# The usual Wednesday night plans?



## below me (Jan 13, 2012)

Anyone going to Hemingways tomorrow night? I'm not sure if the're doing oysters but I'm in for dollar tacos. I just want to make sure it's on before I drive over from Mobile.


----------



## Haulin' Ash (Jan 4, 2011)

Im in . i plan on getting to Hemingway's around 6:00.:thumbsup:


----------



## below me (Jan 13, 2012)

aite 'den


----------



## below me (Jan 13, 2012)

nobody else?


----------



## navkingfisher (May 14, 2009)

I would, but gotta go blacken some grouper for my wife.


----------



## BananaTom (Feb 16, 2008)

*FREE Oysters are confirmed by LoupGarou aka Mike, *

*by text message this minute. *

*Latitudes Tiki Hut, Hilton Inn, Pensacola Beach!!!*


----------



## beeritself (Nov 25, 2010)

Dollar tacos, you say? Good tacos? Fish Tacos?


----------



## Haulin' Ash (Jan 4, 2011)

Yeah.

Hemingway's has good $1 fish tacos (bar only) on wednesday nights and cold beer of course.
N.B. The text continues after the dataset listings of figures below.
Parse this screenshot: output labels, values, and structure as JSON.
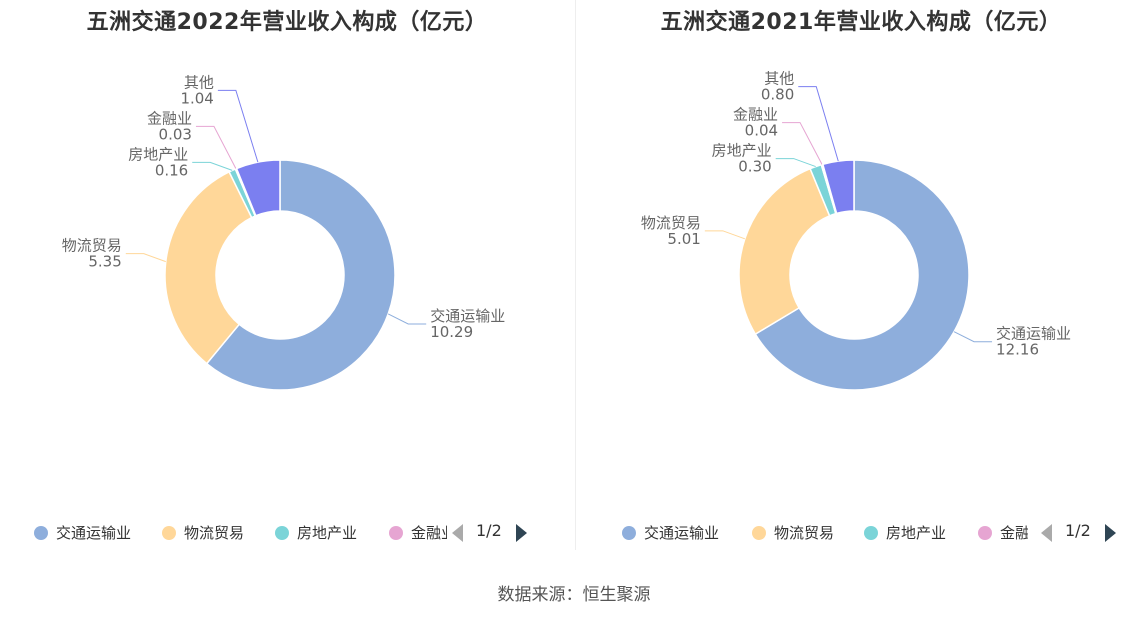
{
  "source": "数据来源：恒生聚源",
  "chart_data": [
    {
      "type": "pie",
      "variant": "donut",
      "title": "五洲交通2022年营业收入构成（亿元）",
      "categories": [
        "交通运输业",
        "物流贸易",
        "房地产业",
        "金融业",
        "其他"
      ],
      "values": [
        10.29,
        5.35,
        0.16,
        0.03,
        1.04
      ],
      "value_labels": [
        "10.29",
        "5.35",
        "0.16",
        "0.03",
        "1.04"
      ],
      "colors": [
        "#8eaedc",
        "#ffd799",
        "#7bd4d8",
        "#e6a5d2",
        "#7b7ff0"
      ],
      "legend": {
        "placement": "bottom",
        "visible_items": [
          "交通运输业",
          "物流贸易",
          "房地产业"
        ],
        "truncated_item": "金融业",
        "page": "1/2"
      }
    },
    {
      "type": "pie",
      "variant": "donut",
      "title": "五洲交通2021年营业收入构成（亿元）",
      "categories": [
        "交通运输业",
        "物流贸易",
        "房地产业",
        "金融业",
        "其他"
      ],
      "values": [
        12.16,
        5.01,
        0.3,
        0.04,
        0.8
      ],
      "value_labels": [
        "12.16",
        "5.01",
        "0.30",
        "0.04",
        "0.80"
      ],
      "colors": [
        "#8eaedc",
        "#ffd799",
        "#7bd4d8",
        "#e6a5d2",
        "#7b7ff0"
      ],
      "legend": {
        "placement": "bottom",
        "visible_items": [
          "交通运输业",
          "物流贸易",
          "房地产业"
        ],
        "truncated_item": "金融业",
        "page": "1/2"
      }
    }
  ]
}
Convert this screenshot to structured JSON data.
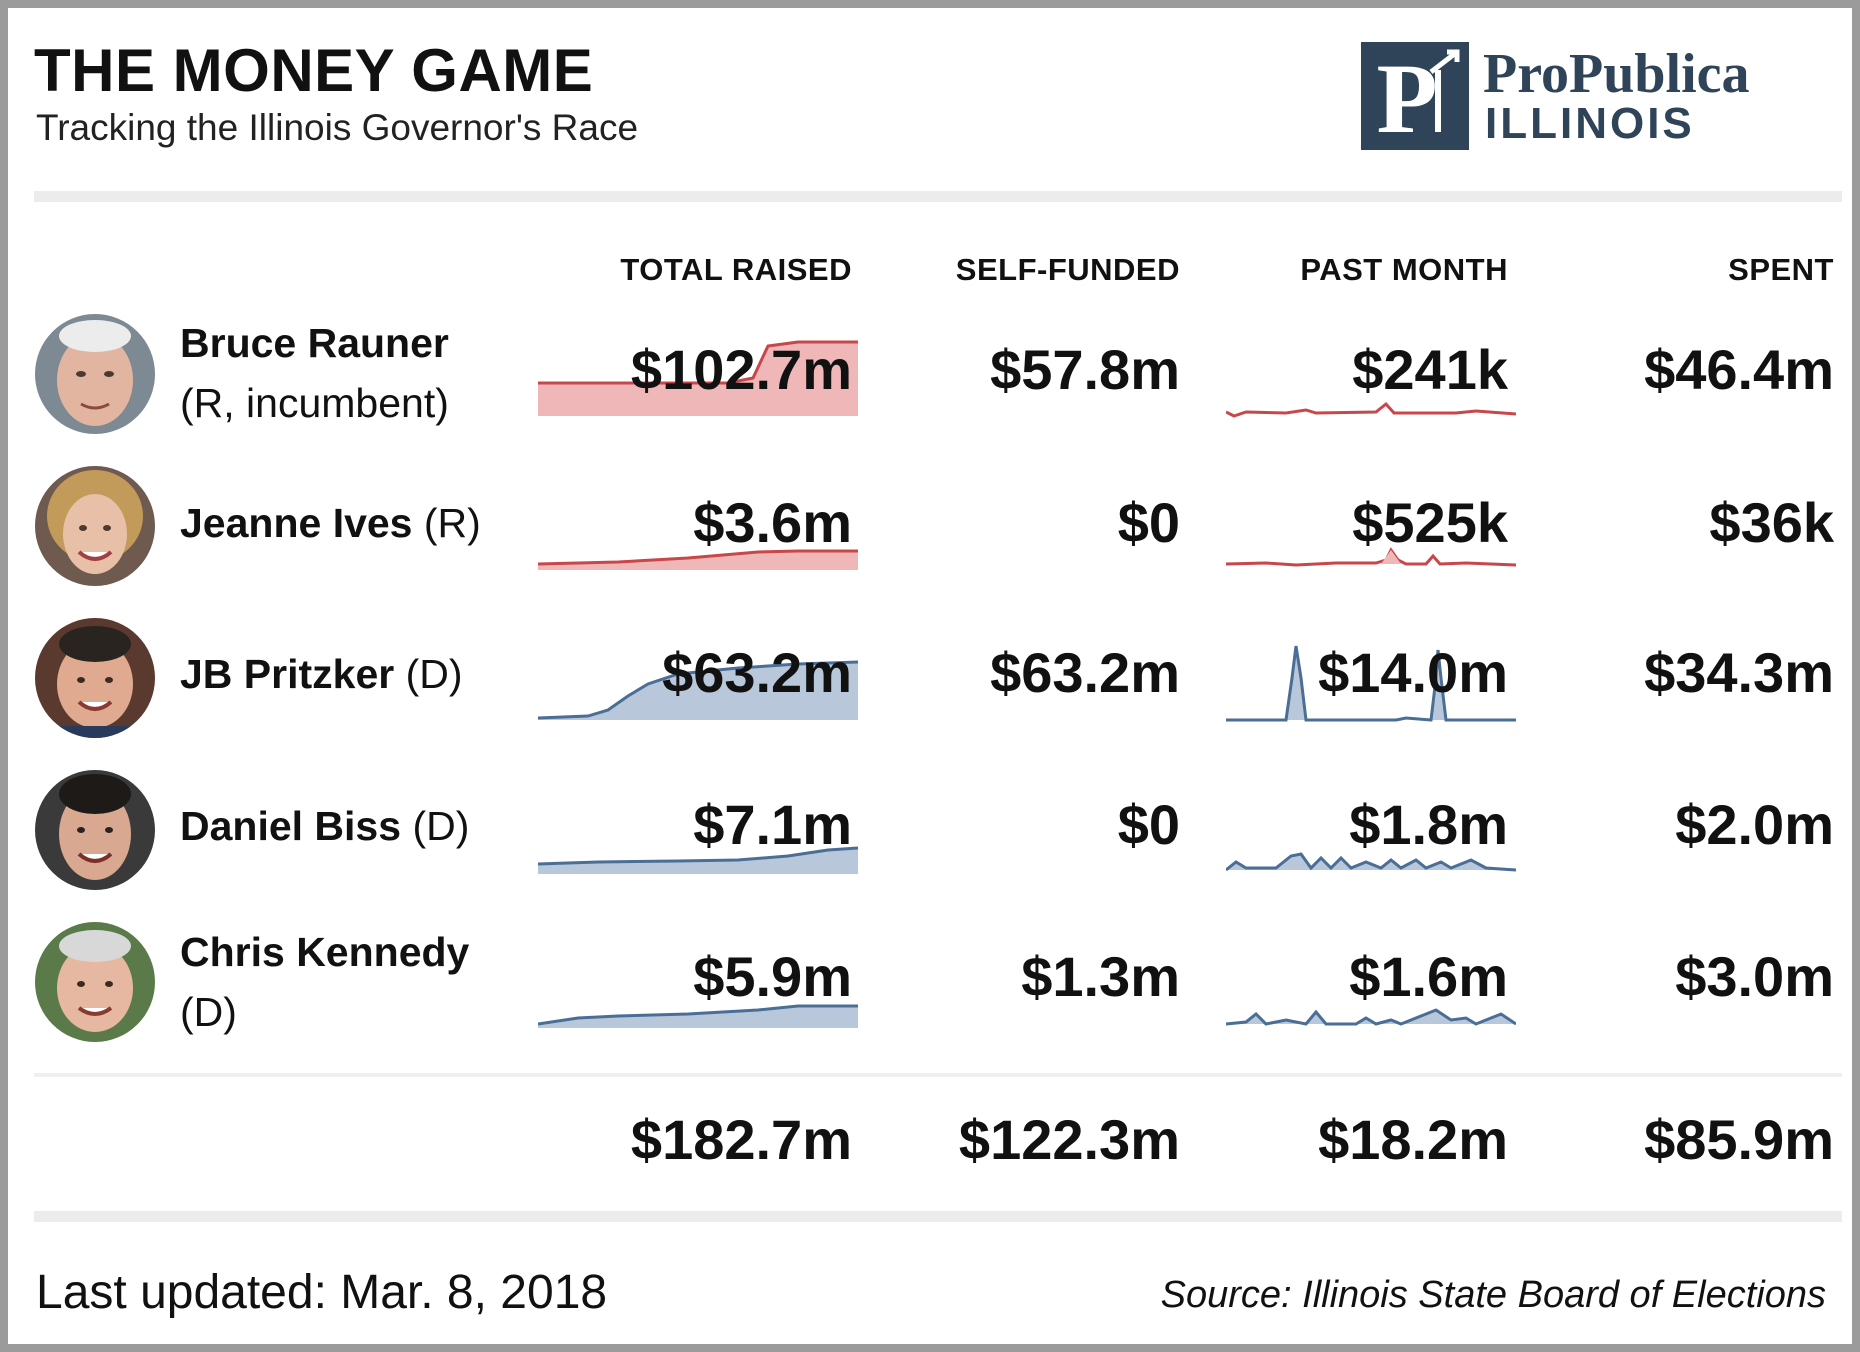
{
  "header": {
    "title": "THE MONEY GAME",
    "subtitle": "Tracking the Illinois Governor's Race",
    "logo_line1": "ProPublica",
    "logo_line2": "ILLINOIS",
    "logo_mark_letter": "P"
  },
  "columns": [
    "TOTAL RAISED",
    "SELF-FUNDED",
    "PAST MONTH",
    "SPENT"
  ],
  "colors": {
    "republican": "#c8474a",
    "republican_fill": "#efb7b7",
    "democrat": "#4a6e96",
    "democrat_fill": "#b8c8da",
    "brand": "#2f4458"
  },
  "candidates": [
    {
      "name": "Bruce Rauner",
      "party": "(R, incumbent)",
      "party_code": "R",
      "total_raised": "$102.7m",
      "self_funded": "$57.8m",
      "past_month": "$241k",
      "spent": "$46.4m"
    },
    {
      "name": "Jeanne Ives",
      "party": "(R)",
      "party_code": "R",
      "total_raised": "$3.6m",
      "self_funded": "$0",
      "past_month": "$525k",
      "spent": "$36k"
    },
    {
      "name": "JB Pritzker",
      "party": "(D)",
      "party_code": "D",
      "total_raised": "$63.2m",
      "self_funded": "$63.2m",
      "past_month": "$14.0m",
      "spent": "$34.3m"
    },
    {
      "name": "Daniel Biss",
      "party": "(D)",
      "party_code": "D",
      "total_raised": "$7.1m",
      "self_funded": "$0",
      "past_month": "$1.8m",
      "spent": "$2.0m"
    },
    {
      "name": "Chris Kennedy",
      "party": "(D)",
      "party_code": "D",
      "total_raised": "$5.9m",
      "self_funded": "$1.3m",
      "past_month": "$1.6m",
      "spent": "$3.0m"
    }
  ],
  "totals": {
    "total_raised": "$182.7m",
    "self_funded": "$122.3m",
    "past_month": "$18.2m",
    "spent": "$85.9m"
  },
  "footer": {
    "updated": "Last updated: Mar. 8, 2018",
    "source": "Source: Illinois State Board of Elections"
  }
}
We have been getting there around 6:00 and then head over to Lattitudes (Hilton) for free oysters and more cold beer at around 7:00.

Warning: Fish Tales Told Here!:whistling:


----------



## below me (Jan 13, 2012)

in. leaving the office soon (hopefully)


----------



## Brandy (Sep 28, 2007)

Annie and I will be there around 6:30


----------